No artigo Linhas de pobreza no Plano Brasil Sem Miséria: análise crítica e proposta de alternativas para a medição da pobreza conforme metodologia de Sonia Rocha, Giordano Benites Tronco e Marília Patta Ramos defendem a regionalização da linha de pobreza oficial, com sua indexação automática aos níveis de preço de cestas de consumo observados em diferentes áreas do país.

Aspectos políticos e históricos também são abordados por Hemerson Luiz Pase e Claudio Corbo Melo em Políticas públicas de transferência de renda na América Latina. O artigo relaciona a instituição de CCTs em seis países da região - México, Brasil, Uruguai, Paraguai, Bolívia e Argentina - com seus respectivos processos de redemocratização, com a emergência de elites políticas reformistas e coalizões motivadas a enfrentar a pobreza por meio de programas de bem-estar social.

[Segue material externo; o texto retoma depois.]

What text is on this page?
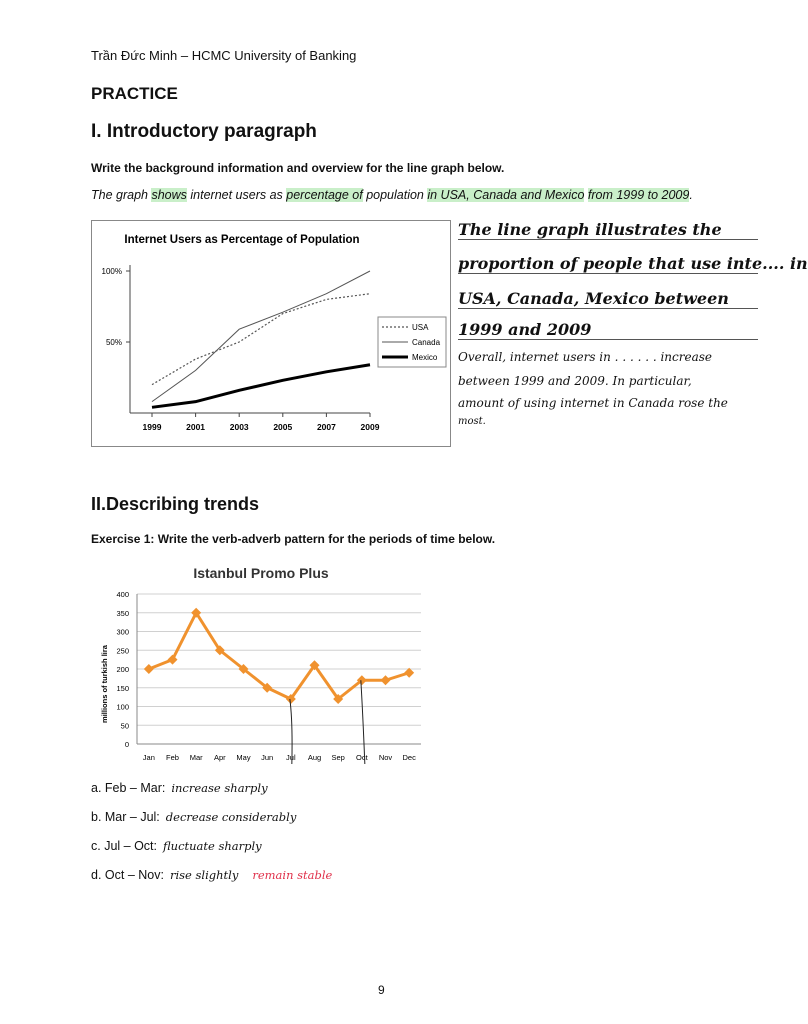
Trần Đức Minh – HCMC University of Banking
PRACTICE
I. Introductory paragraph
Write the background information and overview for the line graph below.
The graph shows internet users as percentage of population in USA, Canada and Mexico from 1999 to 2009.
Internet Users as Percentage of Population
100%
50%
1999	2001	2003	2005	2007	2009
USA
Canada
Mexico
The line graph illustrates the
proportion of people that use inte.... in
USA, Canada, Mexico between
1999 and 2009
Overall, internet users in . . . . . . increase
between 1999 and 2009. In particular,
amount of using internet in Canada rose the
most.
II.Describing trends
Exercise 1: Write the verb-adverb pattern for the periods of time below.
Istanbul Promo Plus
millions of turkish lira
0
50
100
150
200
250
300
350
400
Jan Feb Mar Apr May Jun Jul Aug Sep Oct Nov Dec
a. Feb – Mar: increase sharply
b. Mar – Jul: decrease considerably
c. Jul – Oct: fluctuate sharply
d. Oct – Nov: rise slightly remain stable
9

Finalizamos com a observação de que estratégias mais sofisticadas de combate à pobreza demandam o fortalecimento de capacidades burocráticas e/ou de boa governança (Grindle, 2004). Entretanto, estratégias que normalmente são consideradas indissociáveis à “boa governança” - redução da corrupção, melhoria de accountability, políticas eficazes de descentralização, melhor gestão de recursos públicos, estrutura e qualidade da burocracia pública, entre outras - nem sempre impactam positivamente as estratégias de combate da pobreza. Descentralização, considerada uma boa prática de gestão, e “empoderamento de parcelas de população desfavorecidas” podem levar a maiores desigualdades populacionais; uma forte burocracia pública pode tender ao insulamento ao invés de entrega de resultados. Existe, ainda, espaço para pesquisas que se situem na intersecção da administração pública com as políticas de combate à pobreza.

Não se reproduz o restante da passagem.